This month, we will explain and outline a manager’s parameters for utilizing a player who could pitch effectively with both arms (ambidextrous). The situation described below is dictated by the thresholds established by Little League Pitch Count Regulation; and is applicable in all divisions of Little League Baseball®.
In a Major Division baseball game, a league-age 12-year-old pitcher reaches his maximum pitch count of 85 pitches by striking out the first batter in the third inning. With one out in the third inning, and before the next batter steps into the batter’s box, the team’s manager asks for, and is granted, “time out” by the home plate umpire. The home plate umpire and the opposing manager are under the impression that the defensive manager is about to make a pitching change. Instead, the defense’s manager brings a different fielding glove to the pitcher. He exchanges the pitcher’s right-handed fielding glove for a left-handed fielding glove and asks the plate umpire to allow the current pitcher to have eight (8) warm-up pitches. The defense’s manager explains to the umpire and the opposing manager that the current pitcher is ambidextrous. The home plate umpire explains that pitcher reached his pitch limit for the day and must be replaced on the mound. The defense’s manager responded by explaining that the pitcher can also pitch with his left arm, and it was his intent to have him continue to pitch in the game but now as a left-handed pitcher. The home plate umpire said that the pitch count rule does not allow an ambidextrous pitcher to throw a maximum pitch count using both arms in the same game.
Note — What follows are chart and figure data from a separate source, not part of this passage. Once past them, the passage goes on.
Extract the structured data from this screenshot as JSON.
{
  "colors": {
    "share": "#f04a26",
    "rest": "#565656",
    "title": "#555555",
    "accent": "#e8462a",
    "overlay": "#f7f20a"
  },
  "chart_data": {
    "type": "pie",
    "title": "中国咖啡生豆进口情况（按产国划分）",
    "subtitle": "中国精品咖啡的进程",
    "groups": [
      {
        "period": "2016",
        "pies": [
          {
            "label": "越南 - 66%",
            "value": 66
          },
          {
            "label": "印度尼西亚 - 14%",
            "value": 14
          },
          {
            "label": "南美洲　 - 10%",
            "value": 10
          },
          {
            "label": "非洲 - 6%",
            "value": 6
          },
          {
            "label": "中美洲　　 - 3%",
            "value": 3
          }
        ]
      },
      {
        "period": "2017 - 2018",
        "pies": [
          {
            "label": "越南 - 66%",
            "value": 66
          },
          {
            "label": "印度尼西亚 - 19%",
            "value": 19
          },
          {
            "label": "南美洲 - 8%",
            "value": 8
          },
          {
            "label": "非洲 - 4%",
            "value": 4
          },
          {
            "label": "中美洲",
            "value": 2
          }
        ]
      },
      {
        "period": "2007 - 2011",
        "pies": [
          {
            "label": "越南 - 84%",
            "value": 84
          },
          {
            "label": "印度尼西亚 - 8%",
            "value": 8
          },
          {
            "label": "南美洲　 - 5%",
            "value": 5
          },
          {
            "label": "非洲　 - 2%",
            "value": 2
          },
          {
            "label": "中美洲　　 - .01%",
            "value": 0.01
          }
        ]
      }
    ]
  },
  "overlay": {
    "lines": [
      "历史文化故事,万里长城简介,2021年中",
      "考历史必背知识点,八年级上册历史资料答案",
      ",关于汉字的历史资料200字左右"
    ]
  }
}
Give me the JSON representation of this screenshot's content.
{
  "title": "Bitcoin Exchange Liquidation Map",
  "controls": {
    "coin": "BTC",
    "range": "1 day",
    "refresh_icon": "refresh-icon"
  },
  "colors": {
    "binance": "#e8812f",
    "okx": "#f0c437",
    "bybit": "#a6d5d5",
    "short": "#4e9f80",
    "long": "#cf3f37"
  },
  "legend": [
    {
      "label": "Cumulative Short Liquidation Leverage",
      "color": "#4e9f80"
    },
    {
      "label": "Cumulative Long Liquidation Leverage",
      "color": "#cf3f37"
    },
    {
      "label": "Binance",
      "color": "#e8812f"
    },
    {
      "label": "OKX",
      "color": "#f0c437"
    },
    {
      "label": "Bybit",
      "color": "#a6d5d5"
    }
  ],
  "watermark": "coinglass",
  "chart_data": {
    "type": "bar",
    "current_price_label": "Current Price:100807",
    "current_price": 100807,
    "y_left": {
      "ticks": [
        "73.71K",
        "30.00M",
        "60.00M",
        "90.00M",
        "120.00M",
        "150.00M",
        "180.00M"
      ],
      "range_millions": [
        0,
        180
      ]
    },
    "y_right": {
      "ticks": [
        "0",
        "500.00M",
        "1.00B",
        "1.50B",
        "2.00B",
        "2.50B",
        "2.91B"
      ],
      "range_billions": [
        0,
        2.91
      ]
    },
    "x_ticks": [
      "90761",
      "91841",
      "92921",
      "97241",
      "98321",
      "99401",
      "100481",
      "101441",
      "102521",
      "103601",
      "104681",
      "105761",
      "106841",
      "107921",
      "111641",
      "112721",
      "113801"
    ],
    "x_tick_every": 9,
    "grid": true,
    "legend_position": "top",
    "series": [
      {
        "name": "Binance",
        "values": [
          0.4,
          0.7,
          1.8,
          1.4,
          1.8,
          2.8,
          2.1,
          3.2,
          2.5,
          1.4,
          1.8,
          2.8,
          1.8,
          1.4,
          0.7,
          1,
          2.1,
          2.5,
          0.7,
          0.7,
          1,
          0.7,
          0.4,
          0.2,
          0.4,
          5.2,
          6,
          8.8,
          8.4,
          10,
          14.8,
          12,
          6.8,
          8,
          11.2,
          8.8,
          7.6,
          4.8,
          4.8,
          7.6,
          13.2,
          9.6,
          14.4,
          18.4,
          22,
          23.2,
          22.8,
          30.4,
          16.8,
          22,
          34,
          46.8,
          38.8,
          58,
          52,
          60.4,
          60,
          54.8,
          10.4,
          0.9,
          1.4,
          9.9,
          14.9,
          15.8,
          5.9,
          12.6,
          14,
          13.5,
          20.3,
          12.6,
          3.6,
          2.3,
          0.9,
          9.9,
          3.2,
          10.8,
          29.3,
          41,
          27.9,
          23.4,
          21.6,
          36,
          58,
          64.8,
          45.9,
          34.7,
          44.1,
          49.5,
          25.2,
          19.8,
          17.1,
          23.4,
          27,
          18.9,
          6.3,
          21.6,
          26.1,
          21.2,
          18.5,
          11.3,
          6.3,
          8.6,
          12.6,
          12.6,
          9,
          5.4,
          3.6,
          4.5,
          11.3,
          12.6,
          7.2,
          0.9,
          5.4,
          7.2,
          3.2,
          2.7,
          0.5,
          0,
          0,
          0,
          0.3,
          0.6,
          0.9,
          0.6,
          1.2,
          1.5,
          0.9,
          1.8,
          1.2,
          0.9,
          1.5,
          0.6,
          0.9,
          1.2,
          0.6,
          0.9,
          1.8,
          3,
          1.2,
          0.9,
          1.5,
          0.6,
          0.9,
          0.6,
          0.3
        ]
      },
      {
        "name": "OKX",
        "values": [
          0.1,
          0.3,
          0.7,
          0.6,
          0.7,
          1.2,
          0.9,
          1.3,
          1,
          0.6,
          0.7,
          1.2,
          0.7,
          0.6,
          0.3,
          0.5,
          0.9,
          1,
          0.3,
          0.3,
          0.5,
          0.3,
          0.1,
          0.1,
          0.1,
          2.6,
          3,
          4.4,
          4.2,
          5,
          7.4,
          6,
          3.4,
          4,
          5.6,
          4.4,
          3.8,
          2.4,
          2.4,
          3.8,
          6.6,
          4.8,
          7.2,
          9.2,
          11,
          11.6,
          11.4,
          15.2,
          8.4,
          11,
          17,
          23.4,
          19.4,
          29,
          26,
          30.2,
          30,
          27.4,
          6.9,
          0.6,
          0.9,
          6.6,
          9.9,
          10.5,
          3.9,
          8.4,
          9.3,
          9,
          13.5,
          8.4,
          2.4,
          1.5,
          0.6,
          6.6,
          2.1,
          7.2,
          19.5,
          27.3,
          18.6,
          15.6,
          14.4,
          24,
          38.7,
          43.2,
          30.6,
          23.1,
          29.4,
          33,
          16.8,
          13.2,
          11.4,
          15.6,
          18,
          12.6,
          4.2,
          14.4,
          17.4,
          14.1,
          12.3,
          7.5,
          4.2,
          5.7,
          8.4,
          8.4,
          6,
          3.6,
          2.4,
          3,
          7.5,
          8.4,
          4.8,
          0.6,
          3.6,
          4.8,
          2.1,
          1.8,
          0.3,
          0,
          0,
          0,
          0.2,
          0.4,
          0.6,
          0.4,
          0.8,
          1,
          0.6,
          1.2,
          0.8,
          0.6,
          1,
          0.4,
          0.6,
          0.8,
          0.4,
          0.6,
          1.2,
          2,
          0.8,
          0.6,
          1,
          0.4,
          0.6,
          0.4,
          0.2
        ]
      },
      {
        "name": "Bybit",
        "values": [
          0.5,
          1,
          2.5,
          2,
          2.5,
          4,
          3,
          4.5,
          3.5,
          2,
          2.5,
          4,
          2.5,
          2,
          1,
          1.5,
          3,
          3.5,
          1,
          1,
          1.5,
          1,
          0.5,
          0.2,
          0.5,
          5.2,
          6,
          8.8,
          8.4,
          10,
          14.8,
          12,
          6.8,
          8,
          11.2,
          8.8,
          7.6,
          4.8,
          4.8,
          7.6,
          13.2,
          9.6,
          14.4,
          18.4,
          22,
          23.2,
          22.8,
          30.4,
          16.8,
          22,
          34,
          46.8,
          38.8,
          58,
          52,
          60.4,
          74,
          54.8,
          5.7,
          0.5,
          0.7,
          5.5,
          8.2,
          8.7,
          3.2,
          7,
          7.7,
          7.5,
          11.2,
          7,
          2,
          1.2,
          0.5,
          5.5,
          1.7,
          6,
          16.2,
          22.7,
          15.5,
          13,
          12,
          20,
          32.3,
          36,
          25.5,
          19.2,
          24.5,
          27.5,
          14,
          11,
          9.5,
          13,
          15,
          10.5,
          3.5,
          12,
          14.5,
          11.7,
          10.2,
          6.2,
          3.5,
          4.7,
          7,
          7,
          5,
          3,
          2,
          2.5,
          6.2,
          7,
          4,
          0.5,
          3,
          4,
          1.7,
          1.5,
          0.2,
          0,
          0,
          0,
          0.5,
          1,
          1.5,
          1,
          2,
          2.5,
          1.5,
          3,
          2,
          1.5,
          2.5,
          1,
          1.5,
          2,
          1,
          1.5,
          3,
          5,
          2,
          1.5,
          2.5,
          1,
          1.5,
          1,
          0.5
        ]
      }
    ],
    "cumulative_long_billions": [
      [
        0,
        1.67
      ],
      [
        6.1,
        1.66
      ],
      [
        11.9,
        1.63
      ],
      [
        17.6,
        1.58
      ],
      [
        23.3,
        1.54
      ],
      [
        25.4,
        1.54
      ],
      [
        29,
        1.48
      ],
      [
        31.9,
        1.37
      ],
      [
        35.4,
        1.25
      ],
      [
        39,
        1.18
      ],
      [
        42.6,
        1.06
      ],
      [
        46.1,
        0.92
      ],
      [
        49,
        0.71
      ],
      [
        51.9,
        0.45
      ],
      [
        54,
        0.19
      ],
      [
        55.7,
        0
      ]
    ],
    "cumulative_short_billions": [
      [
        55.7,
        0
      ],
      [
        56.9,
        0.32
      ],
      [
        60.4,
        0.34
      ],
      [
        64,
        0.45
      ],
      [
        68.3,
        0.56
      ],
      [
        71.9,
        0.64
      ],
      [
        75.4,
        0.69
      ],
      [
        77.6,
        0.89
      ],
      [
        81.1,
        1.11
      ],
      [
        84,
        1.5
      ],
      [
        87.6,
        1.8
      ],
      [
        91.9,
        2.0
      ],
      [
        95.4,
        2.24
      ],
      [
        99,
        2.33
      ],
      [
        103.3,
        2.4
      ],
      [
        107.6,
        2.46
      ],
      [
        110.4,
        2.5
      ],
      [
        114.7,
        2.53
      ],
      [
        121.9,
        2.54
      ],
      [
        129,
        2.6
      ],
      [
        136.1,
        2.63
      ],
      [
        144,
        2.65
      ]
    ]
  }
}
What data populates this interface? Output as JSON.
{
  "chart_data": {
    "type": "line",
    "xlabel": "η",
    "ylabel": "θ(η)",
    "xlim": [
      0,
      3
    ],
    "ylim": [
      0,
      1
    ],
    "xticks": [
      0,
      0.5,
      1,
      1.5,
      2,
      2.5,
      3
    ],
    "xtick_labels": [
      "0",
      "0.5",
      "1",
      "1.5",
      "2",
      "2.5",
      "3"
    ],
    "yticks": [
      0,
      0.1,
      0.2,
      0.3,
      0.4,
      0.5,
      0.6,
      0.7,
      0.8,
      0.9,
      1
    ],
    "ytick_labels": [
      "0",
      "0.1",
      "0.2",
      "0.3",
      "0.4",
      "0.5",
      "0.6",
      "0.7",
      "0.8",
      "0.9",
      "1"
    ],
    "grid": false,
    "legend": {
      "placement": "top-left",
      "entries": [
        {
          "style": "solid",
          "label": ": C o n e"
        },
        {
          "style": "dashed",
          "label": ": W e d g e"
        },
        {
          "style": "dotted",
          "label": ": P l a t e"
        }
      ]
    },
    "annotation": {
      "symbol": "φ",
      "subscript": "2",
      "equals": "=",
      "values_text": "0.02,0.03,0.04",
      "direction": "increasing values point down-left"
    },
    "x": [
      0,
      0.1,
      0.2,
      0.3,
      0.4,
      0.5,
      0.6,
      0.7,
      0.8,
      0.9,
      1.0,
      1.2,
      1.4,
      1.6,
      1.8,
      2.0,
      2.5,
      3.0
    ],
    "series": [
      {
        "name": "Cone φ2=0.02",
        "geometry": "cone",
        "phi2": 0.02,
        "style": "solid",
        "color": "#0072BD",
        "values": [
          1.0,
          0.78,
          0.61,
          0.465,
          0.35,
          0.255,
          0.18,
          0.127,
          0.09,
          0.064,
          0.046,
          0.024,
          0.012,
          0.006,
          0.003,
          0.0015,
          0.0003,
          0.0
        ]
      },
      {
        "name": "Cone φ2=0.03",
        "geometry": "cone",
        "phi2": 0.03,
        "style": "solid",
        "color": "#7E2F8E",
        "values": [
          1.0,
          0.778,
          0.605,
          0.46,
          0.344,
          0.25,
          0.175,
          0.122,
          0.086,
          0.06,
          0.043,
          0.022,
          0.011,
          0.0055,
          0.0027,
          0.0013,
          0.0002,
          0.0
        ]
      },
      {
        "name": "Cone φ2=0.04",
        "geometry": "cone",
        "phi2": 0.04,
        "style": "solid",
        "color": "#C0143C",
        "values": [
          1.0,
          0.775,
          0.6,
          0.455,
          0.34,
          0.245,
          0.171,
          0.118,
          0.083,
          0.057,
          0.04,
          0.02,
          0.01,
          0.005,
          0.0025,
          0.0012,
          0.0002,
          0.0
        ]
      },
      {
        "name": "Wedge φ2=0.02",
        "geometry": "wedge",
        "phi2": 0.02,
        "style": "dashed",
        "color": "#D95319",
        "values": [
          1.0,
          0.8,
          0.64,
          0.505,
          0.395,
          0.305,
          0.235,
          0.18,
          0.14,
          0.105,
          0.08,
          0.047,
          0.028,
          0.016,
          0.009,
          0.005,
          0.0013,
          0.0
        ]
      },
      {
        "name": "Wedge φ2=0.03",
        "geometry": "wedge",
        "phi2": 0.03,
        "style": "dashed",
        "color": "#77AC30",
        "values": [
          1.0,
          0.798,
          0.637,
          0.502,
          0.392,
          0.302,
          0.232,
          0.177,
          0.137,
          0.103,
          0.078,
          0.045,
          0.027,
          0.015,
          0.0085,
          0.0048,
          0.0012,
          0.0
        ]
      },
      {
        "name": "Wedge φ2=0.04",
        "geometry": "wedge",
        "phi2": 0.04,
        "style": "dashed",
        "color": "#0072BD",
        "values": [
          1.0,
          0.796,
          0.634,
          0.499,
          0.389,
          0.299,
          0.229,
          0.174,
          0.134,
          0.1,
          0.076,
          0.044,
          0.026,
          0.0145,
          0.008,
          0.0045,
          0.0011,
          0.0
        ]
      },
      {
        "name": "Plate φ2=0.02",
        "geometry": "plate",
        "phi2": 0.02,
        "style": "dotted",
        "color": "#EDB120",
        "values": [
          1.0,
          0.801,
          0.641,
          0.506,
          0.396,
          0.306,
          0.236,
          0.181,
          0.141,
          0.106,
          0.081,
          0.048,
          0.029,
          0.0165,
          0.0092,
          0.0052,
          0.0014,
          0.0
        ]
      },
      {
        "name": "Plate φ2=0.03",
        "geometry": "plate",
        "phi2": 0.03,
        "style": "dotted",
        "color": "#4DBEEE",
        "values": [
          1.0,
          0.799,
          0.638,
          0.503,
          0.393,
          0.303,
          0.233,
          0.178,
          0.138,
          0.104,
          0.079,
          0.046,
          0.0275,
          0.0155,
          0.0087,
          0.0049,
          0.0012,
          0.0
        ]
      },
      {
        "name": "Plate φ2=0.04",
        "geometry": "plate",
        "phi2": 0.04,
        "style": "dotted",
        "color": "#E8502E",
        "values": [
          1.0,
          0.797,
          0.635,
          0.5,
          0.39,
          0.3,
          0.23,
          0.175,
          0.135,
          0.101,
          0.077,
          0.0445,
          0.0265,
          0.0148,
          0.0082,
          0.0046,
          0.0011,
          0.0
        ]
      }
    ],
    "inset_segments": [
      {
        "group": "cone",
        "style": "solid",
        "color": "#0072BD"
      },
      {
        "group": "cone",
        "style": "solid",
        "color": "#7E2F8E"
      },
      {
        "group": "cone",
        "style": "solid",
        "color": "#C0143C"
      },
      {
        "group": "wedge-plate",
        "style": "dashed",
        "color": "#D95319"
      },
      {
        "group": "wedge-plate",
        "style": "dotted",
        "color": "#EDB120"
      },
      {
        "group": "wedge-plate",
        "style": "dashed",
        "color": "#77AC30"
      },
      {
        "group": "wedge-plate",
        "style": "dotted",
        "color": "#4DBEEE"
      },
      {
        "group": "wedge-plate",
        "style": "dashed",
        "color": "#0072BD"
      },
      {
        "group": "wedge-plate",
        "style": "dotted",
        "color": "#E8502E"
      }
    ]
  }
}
For guidance on this situation, look to Regulation VI – Pitchers and Rule 8.00 -The Pitcher in the current edition of the Little League Baseball® Rulebook and the Little League Rulebook App.
According to Regulation VI(c), the manager must remove the pitcher when said pitcher reaches the limit for his/her age group, but the pitcher may remain in the game at another position. Regulation VI (e-g) explains the importance of understanding the pitch count regulation, and the purpose for designating an official pitch count recorder to track the pitches thrown during a game. Pitch Counts are tied to a player, regardless of which hand they’re using to pitch.
If the team manager(s) is unaware or does not understand a Little League rule, such as described in this situation, it is the responsibility of the home plate umpire to identify the potential violation and remind of the managers of the rule(s)/regulation(s) using Little League terminology.